En esta serie de entradas sobre la realidad de muchos inmuebles, públicos y privados, de Cáceres, cerrados por falta de uso, esta entrada tiene que ver con un futuro muy incierto, o cierto, que se cierne sobre otro (¿y otros?) edificio de la ciudad.
En el día de ayer, 5 de diciembre, la edición en papel del Diario Regional HOY recogía una información con titular deportivo: “Caja Extremadura escuchará ofertas por su edificio de la calle San Pedro”. Vamos, como el Real Madrid por Kaká. La enjundia de la noticia tiene que ver con la intención de llevar a los trabajadores de “la central” de Cáceres de dicha entidad financiera al Palacio de Mayoralgo, a lo largo de 2013, y, mientras ello se produce, “escuchar ofertas” de posibles compradores. Es evidente que se vende mejor un edificio que está en uso que uno vacío y abandonado. No es mala estrategia, aunque el mercado no está ni para estrategias ni para inversiones.
Diario HOY. Edición Cáceres. 5/12/12
Al leer la noticia, por cierto, inexistente en la edición digital del periódico, se me ha ocurrido incorporar este edificio a los que están sin uso. Porque lo estará, seguramente, porque encontrar un mirlo blanco que lo quiera le va a ser complicado a Liberbank, como se llama el banco que ha engullido, vía CajAstur, a la Caja de Ahorros de Extremadura.
Y me he llevado alguna sorpresa. Por ejemplo, que la ficha catastral del inmueble está coja. Se trata, según la información pública del Catastro, de una parcela con un único inmueble, construido sobre una superficie de 570 m2 y con una superficie construida de 1.620 m2. En la ficha catastral, es curioso, el edificio consta de Planta -1, con 570 m2, y uso comercio, y dos plantas, 04 y 05, de 525 m2 cada una y dedicadas a oficina.
Sin embargo, la propia planimetría pública catastral tiene una leyenda que dice que el edificio tiene -I+V, o -I+I, o -I+VI. Vamos, que en realidad, el edificio tiene, y no hay más que verlo, una planta semisótano respecto a las calles San Pedro y Donoso Cortés, Planta Baja y cuatro plantas más. La aplicación pública del Catastro nos permite medir superficies, que, aunque no resulten muy precisas, si nos dan una referencia muy clara.
Ficha Catastral del Edificio de Caja de Extremadura. Cáceres.

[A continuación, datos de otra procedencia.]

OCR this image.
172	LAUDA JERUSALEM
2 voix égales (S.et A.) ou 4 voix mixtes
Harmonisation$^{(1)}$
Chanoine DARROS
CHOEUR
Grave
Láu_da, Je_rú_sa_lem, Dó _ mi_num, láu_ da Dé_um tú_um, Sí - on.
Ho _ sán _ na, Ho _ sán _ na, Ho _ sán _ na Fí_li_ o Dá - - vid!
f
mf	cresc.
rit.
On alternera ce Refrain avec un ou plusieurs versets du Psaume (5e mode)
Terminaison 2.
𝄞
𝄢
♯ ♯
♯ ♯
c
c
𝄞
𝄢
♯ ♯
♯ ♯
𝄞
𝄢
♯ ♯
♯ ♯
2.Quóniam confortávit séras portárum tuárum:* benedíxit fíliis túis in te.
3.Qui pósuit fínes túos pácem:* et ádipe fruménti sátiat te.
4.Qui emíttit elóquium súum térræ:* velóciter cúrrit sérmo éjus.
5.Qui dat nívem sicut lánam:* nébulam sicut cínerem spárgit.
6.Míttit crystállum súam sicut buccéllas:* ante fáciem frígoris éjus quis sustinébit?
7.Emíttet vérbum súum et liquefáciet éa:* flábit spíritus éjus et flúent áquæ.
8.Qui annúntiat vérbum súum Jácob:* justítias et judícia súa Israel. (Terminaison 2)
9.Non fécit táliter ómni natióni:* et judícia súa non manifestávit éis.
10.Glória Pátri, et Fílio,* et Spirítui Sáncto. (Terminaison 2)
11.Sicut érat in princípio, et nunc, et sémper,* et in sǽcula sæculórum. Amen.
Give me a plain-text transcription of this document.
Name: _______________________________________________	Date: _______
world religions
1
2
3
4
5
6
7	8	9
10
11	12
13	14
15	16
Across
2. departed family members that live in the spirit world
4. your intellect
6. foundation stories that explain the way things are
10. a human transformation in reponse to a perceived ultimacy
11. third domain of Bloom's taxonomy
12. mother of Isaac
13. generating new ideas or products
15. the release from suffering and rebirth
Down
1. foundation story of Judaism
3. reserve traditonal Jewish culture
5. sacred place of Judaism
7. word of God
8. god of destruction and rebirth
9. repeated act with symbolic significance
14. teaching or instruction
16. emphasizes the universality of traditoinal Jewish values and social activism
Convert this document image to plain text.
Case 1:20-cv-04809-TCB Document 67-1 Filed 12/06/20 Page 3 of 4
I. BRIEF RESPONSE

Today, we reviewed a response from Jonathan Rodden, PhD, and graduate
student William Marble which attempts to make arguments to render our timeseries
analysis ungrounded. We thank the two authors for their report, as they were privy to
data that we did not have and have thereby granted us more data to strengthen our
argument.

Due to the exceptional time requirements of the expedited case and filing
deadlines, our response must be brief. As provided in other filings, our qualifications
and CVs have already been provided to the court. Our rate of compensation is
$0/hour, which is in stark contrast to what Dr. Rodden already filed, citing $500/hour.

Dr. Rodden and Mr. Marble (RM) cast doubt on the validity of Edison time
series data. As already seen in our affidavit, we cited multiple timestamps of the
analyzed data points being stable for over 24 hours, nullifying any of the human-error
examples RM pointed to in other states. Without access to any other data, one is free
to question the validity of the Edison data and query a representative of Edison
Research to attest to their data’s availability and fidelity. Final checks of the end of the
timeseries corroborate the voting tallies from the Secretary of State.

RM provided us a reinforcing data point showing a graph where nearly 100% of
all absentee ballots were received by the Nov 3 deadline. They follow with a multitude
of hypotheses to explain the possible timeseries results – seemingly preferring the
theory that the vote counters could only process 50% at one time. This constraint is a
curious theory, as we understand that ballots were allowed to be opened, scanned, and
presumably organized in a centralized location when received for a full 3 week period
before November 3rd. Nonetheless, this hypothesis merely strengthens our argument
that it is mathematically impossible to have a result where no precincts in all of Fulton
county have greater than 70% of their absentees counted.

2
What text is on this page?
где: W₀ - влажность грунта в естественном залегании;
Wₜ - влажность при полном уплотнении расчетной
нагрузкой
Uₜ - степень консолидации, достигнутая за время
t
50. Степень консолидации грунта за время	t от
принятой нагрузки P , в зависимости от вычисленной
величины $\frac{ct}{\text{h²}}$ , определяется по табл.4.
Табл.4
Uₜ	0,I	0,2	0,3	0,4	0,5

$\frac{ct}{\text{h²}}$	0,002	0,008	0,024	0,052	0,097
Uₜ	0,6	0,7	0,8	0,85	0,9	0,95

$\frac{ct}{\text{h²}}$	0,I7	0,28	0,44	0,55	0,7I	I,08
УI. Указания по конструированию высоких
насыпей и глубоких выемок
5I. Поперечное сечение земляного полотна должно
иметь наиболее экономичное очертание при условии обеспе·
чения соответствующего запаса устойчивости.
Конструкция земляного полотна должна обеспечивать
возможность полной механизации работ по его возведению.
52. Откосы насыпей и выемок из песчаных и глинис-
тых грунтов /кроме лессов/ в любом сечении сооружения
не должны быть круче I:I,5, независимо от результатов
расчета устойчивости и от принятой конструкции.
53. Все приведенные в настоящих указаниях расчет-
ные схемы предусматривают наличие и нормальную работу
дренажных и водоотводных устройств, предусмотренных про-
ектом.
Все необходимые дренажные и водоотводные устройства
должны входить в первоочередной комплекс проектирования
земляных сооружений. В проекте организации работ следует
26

El edificio de Caja de Extremadura en calle de San Pedro, 15 (o Donoso Cortés, 27) no tiene una superficie construida de 1.620 m2 como figura en la ficha pública catastral, sino que su superficie real construida está en torno a los 3.840 m2. Esta curiosidad sería muy interesante para la Hacienda Pública local, porque habría que saber cuál es el importe del IBI (no me extrañaría que hubiera exenciones o bonificaciones por aquello de que la Caja de Ahorros y Monte de Piedad de Cáceres se fundó con la participación del Obispado, si no recuerdo mal).
La ficha catastral debería recoger la superficie completa construida, los 3.840 m2 y la cuota del IBI debe ser la que corresponda a esa superficie. Lo mismo el Ayuntamiento descubre ahora que hay quien se ha estado ahorrando durante años alguna cantidad de la contribución.
En cuanto al futuro del edificio, su puesta en el mercado, como también parece el Hotel Alfonso VIII de Plasencia, no es sino la consecuencia de la “reestructuración” del sistema financiero y de las Cajas de Ahorro. El edificio será puesto en el mercado, una parte de sus trabajadores actuales serán trasladados al Palacio de Mayoralgo, y otra parte pasarán a la Av. De la Hispanidad, concretamente al SEXPE.
En un mercado inmobiliario paralizado, este edificio, diseñado y en uso para unas determinadas funciones, lo tiene complicado. Cáceres no es una ciudad que pueda acoger usos para él que no sean oficinas y similares. Y un equipamiento comercial que necesite 3.840 m2, sin parking propio, es muy complicado que pueda ser atractivo.
Edificio Central de Caja de Extremadura. Cáceres.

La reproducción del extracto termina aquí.